Brad Keselowski's crew chief, Paul Wolfe, is set to guide the Penske team at Bristol Motor Speedway this weekend as NASCAR has deferred his two-race suspension pending a final appeal.
NASCAR docked Keselowski 35 points, suspended Wolfe for three races and fined Wolfe $65,000 for Keselowski's fifth-place car failing postrace measurements March 19 at Phoenix International Raceway. Wolfe sat out the next race at Auto Club Speedway but returned amid the Penske appeal.

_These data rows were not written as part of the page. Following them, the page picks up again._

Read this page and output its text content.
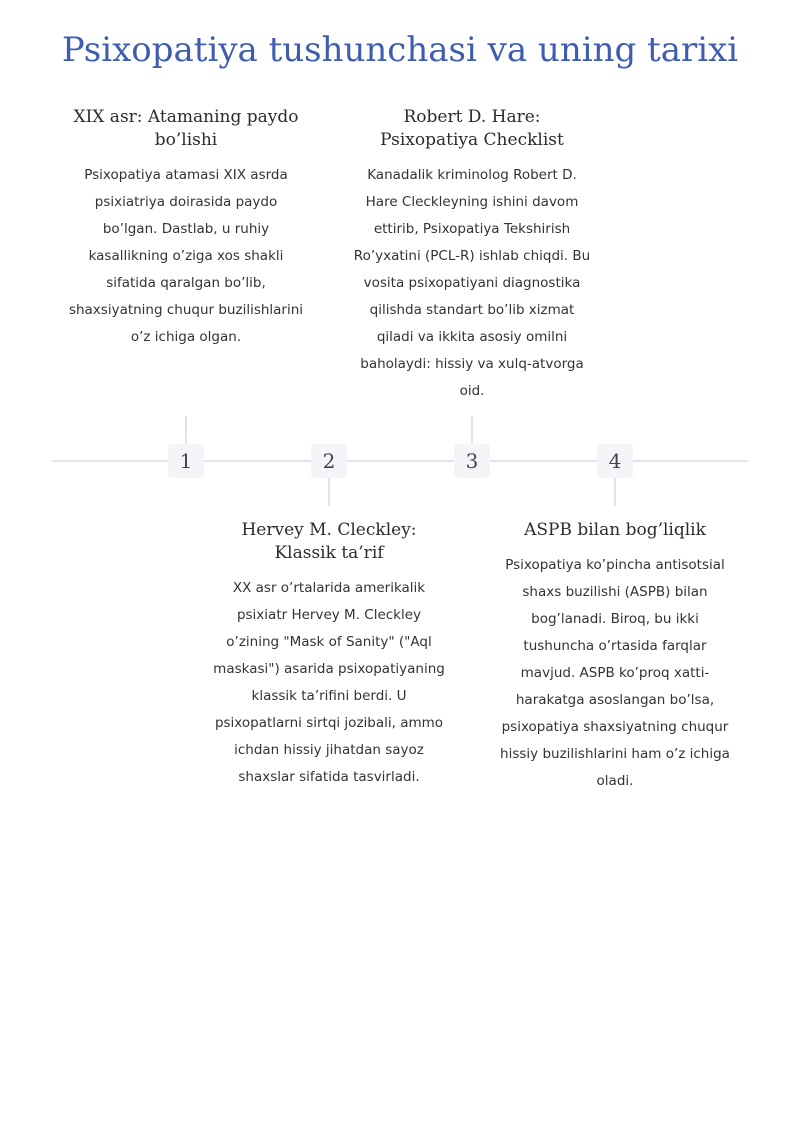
Psixopatiya tushunchasi va uning tarixi
1	2	3	4

XIX asr: Atamaning paydo bo’lishi

Psixopatiya atamasi XIX asrda psixiatriya doirasida paydo bo’lgan. Dastlab, u ruhiy kasallikning o’ziga xos shakli sifatida qaralgan bo’lib, shaxsiyatning chuqur buzilishlarini o’z ichiga olgan.

Robert D. Hare: Psixopatiya Checklist

Kanadalik kriminolog Robert D. Hare Cleckleyning ishini davom ettirib, Psixopatiya Tekshirish Ro’yxatini (PCL-R) ishlab chiqdi. Bu vosita psixopatiyani diagnostika qilishda standart bo’lib xizmat qiladi va ikkita asosiy omilni baholaydi: hissiy va xulq-atvorga oid.

Hervey M. Cleckley: Klassik ta’rif

XX asr o’rtalarida amerikalik psixiatr Hervey M. Cleckley o’zining "Mask of Sanity" ("Aql maskasi") asarida psixopatiyaning klassik ta’rifini berdi. U psixopatlarni sirtqi jozibali, ammo ichdan hissiy jihatdan sayoz shaxslar sifatida tasvirladi.

ASPB bilan bog’liqlik

Psixopatiya ko’pincha antisotsial shaxs buzilishi (ASPB) bilan bog’lanadi. Biroq, bu ikki tushuncha o’rtasida farqlar mavjud. ASPB ko’proq xatti-harakatga asoslangan bo’lsa, psixopatiya shaxsiyatning chuqur hissiy buzilishlarini ham o’z ichiga oladi.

A three-person appeals panel ruled April 11 against Penske, which opted to take its case to NASCAR Final Appeals officer Bryan Moss. Moss, a former Gulfstream executive who attends a handful of races during the year, will hear the Penske case April 25. A team spokesperson said Tuesday that Wolfe is expected to crew chief this weekend.
By working Bristol, Wolfe sets himself up to miss races April 30 at Richmond and May 7 at Talladega if he loses his appeal. Although a crew chief's ability to tinker on the car is limited at Talladega because of the stricter rules for restrictor-plate tracks, Talladega is among the 10 NASCAR playoff tracks later in the year, while Bristol and Richmond are not.
The Penske car at Phoenix had a postrace rear suspension skew of more than 0.56 degrees, and that apparently is not in dispute. Teams start the race with no skew and NASCAR gives the teams that tolerance for wear and tear during the race. NASCAR's rulebook lists the specific, harsh penalties for cars that are out of tolerance, a tolerance that NASCAR believes is generous enough that any failures are an egregious violation of its rules.
Team owner Roger Penske, speaking April 2, indicated that the Penske appeal centers on not being able to go through the postrace measurements after allowing the car to settle following an initial failure. In past years, NASCAR has allowed teams, depending on the circumstances, to change tires and return to the tech platform after an initial failure but does not have a rule on postrace protocol or when it would allow teams a second chance to pass postrace measurements.
The burden of proof in the final appeal is on the team, rather than on NASCAR, which faces the burden of proof in the initial appeal.